Un poco de contención por parte de Damien Chazelle hubiese dotado a Babylon de la brillantez que roza en determinados instantes, pero su vocación indisimulada de gran película hace que se le vaya de las manos y conduce al ensimismamiento del propio film, hipnotizado por su aparatosidad algo forzada. Después de atravesar múltiples retos y de ponerse la zancadilla a sí misma, Babylon trata de enmendarse y de enderezar sus incorrecciones con un final que busca la reconciliación sentimental con el público, y que recuerda a Cinema Paradiso. Aquí es donde Chazelle se sale de la película y habla de tú a tú con el espectador, en un clímax que coquetea con la experimentación pero que no puede evitar ser algo obvio y discursivo.
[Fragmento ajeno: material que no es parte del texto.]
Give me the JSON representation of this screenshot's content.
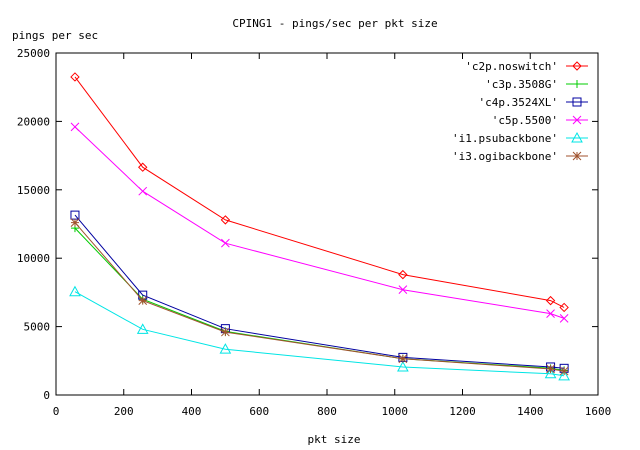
{
  "chart_data": {
    "type": "line",
    "title": "CPING1 - pings/sec per pkt size",
    "xlabel": "pkt size",
    "ylabel": "pings per sec",
    "xlim": [
      0,
      1600
    ],
    "ylim": [
      0,
      25000
    ],
    "xticks": [
      0,
      200,
      400,
      600,
      800,
      1000,
      1200,
      1400,
      1600
    ],
    "yticks": [
      0,
      5000,
      10000,
      15000,
      20000,
      25000
    ],
    "grid": false,
    "legend_position": "top-right",
    "series": [
      {
        "name": "'c2p.noswitch'",
        "color": "#ff0000",
        "marker": "diamond",
        "x": [
          56,
          256,
          500,
          1024,
          1460,
          1500
        ],
        "y": [
          23250,
          16650,
          12800,
          8800,
          6900,
          6400
        ]
      },
      {
        "name": "'c3p.3508G'",
        "color": "#00cc00",
        "marker": "plus",
        "x": [
          56,
          256,
          500,
          1024,
          1460,
          1500
        ],
        "y": [
          12200,
          7000,
          4650,
          2650,
          1950,
          1800
        ]
      },
      {
        "name": "'c4p.3524XL'",
        "color": "#0000a0",
        "marker": "square",
        "x": [
          56,
          256,
          500,
          1024,
          1460,
          1500
        ],
        "y": [
          13150,
          7300,
          4850,
          2750,
          2050,
          1950
        ]
      },
      {
        "name": "'c5p.5500'",
        "color": "#ff00ff",
        "marker": "x",
        "x": [
          56,
          256,
          500,
          1024,
          1460,
          1500
        ],
        "y": [
          19600,
          14900,
          11100,
          7700,
          5950,
          5600
        ]
      },
      {
        "name": "'i1.psubackbone'",
        "color": "#00e5e5",
        "marker": "triangle",
        "x": [
          56,
          256,
          500,
          1024,
          1460,
          1500
        ],
        "y": [
          7550,
          4800,
          3350,
          2050,
          1550,
          1400
        ]
      },
      {
        "name": "'i3.ogibackbone'",
        "color": "#a0522d",
        "marker": "star",
        "x": [
          56,
          256,
          500,
          1024,
          1460,
          1500
        ],
        "y": [
          12600,
          6900,
          4600,
          2650,
          1900,
          1750
        ]
      }
    ]
  }
}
Llegados a este punto, el director parece decir: “Prestad atención, lo de antes era broma pero ahora voy en serio. A pesar de todas las miserias expuestas, yo amo el cine”. El objetivo es que al salir de la sala, la emoción sustituya al disfrute desacomplejado de lo que se ha visto antes y que Babylon deje un recuerdo perdurable en el cinéfilo. Lástima que, tal vez, sea ya demasiado tarde. El furor de la sátira acaba por aplastar cualquier veleidad artística y subsiste un placer canalla y desbordado, pero algo insustancial.